1. Care needs assessment

  • The local authority first checks what care is needed (type, level, and cost).

  • If residential care is required, they move to a financial assessment.

  • Timeframe: Usually 2–6 weeks from request, but urgent cases (hospital discharge) can be same day.

  • What can delay it: Staff availability, disputes over needs, missing medical information.

2. Financial assessment

The council looks at:

  • Income (pensions, benefits, savings interest)

  • Capital (savings, investments, property value)

  • Timeframe: Often 1–4 weeks after the care needs assessment.

  • Delays: Gathering property ownership documents, pension info, bank statements.

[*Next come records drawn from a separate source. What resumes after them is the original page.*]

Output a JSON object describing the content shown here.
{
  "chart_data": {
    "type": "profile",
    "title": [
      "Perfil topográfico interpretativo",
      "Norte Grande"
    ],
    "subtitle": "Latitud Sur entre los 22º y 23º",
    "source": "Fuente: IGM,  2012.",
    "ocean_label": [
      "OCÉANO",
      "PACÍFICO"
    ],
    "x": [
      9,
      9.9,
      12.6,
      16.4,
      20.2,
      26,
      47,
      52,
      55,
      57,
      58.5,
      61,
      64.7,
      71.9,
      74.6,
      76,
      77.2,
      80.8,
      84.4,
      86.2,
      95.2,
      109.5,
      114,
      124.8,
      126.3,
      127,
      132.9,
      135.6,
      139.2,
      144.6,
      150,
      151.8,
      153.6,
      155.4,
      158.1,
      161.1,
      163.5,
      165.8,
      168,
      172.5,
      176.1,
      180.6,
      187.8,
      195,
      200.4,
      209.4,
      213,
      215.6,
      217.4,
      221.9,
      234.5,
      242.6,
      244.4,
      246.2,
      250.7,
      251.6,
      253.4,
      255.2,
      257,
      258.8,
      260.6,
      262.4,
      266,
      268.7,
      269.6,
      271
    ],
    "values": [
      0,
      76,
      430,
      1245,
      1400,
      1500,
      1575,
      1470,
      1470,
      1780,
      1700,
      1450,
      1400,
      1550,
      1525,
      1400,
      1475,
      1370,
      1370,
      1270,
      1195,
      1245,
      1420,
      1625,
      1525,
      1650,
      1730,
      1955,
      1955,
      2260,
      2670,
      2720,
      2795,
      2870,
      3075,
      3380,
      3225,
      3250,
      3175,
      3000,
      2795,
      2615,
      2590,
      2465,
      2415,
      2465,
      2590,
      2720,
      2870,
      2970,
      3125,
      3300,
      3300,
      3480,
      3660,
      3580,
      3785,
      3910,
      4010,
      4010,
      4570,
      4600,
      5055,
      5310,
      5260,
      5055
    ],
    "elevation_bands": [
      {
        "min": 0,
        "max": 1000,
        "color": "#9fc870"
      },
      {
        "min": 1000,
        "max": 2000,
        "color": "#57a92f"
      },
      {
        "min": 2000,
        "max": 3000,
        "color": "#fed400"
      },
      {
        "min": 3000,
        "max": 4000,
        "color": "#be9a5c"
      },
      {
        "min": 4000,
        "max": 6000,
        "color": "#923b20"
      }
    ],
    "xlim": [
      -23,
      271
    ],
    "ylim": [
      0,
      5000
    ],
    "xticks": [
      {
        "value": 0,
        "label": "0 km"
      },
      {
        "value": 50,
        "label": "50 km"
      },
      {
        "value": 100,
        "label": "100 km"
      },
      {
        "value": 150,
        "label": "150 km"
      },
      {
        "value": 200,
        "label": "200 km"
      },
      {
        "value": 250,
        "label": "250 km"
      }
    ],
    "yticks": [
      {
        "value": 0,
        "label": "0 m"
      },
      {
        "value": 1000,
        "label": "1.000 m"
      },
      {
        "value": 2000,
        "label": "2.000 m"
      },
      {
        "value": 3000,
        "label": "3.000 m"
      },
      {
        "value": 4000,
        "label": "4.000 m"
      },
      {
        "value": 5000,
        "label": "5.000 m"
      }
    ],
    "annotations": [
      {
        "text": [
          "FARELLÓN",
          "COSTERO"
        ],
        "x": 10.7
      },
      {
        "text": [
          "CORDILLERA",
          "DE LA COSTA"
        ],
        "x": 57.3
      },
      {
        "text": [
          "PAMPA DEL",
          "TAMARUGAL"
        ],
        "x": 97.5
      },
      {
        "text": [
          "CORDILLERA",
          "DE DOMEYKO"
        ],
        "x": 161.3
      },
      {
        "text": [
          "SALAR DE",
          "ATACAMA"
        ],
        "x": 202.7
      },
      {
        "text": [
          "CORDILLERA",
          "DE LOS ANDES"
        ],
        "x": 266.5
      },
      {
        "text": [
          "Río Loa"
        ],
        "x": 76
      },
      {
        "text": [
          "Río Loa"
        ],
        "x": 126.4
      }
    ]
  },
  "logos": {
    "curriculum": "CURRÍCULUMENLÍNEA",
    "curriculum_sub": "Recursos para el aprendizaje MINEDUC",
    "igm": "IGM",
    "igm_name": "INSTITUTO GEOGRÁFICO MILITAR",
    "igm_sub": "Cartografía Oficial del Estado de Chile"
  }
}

If the only capital is the home, the rules depend on whether it’s counted in the means test.

3. When the home is NOT counted (disregarded)

The property’s value is ignored if certain people still live there, such as:

  • A spouse or civil partner

  • A close relative over 60

  • A dependent child

  • A disabled relative of any age

  • If a qualifying relative lives in the property: Decision is immediate once confirmed in the financial assessment.

  • If no one qualifies: The home’s value is counted straight away.

In that case, the council funds care based on other assets/income.

4. When the home IS counted

If no qualifying relative lives there:

  • Its value is included in the means test.

  • If total capital (including the house) is above £23,250 in England, the person is self-funding until assets drop below this threshold.

5. Deferred Payment Agreement (DPA)

Instead of forcing an immediate sale, the council can:

  • Pay the care home fees on the person’s behalf

  • Secure the debt against the property

  • Recover costs later when the property is sold (either during life or after death)

  • The costs that the council pay will incur interest

A DPA is common when the home is the only asset.

6. When the property might need to be sold

If no DPA is used and no other way to pay fees, the home may need to be sold to release funds.
Sometimes families choose to rent the home out to cover fees, but the council must agree this arrangement if they’re involved.

Step 5: Understand the 12-Week Property Disregard

Applies from the date of permanent admission to care.
During this time:
- Property value is not counted in means test
- Council helps fund care
- Time to set up legal and financial arrangements

Step 6: Alternatives to Selling the Home Immediately

Option 1: Deferred Payment Agreement (DPA)
- Council pays care fees now, repaid when home is sold
- Like a secured loan (interest may apply)
Option 2: Use other savings or income

If neither option is taken, the council may take legal action to recover costs, which could include forcing a sale.

Step 7: Selling the Property Under Deputyship – Key Differences & Process

Court of Protection must authorise the sale (if not already specified in the Deputyship Order). Check the ‘Powers Granted’ section of your order or ask your solicitor.

Timeframe: 6–12 weeks if a new application is needed.
Deputy must act in the owner’s best interests and get fair market value.

Private buyer – Direct sale to an individual or investor; can be quicker, but ensure protections such as obtaining a RICS valuation, using a solicitor for all contracts, and avoiding informal handshake deals.

Buyer’s solicitor will require:
- Deputyship Order + capacity assessment
- Court authorisation to sell (if applicable)
- Deputy’s ID

Proceeds:
- Must go into the Deputy’s OPG-registered account
- Can only be used for the owner’s care or expenses
- Significant spending (e.g., gifts, home adaptations) may require separate court approval — check before making large withdrawals
- Sale and use of funds must be reported in the annual Deputy return

Special Note: Jointly Owned Property

If the property is jointly owned, all owners must agree to the sale. If a co-owner refuses, the Deputy may need to apply to court to authorise the sale of the owner’s share. Seek legal advice — the process depends on the type of joint ownership.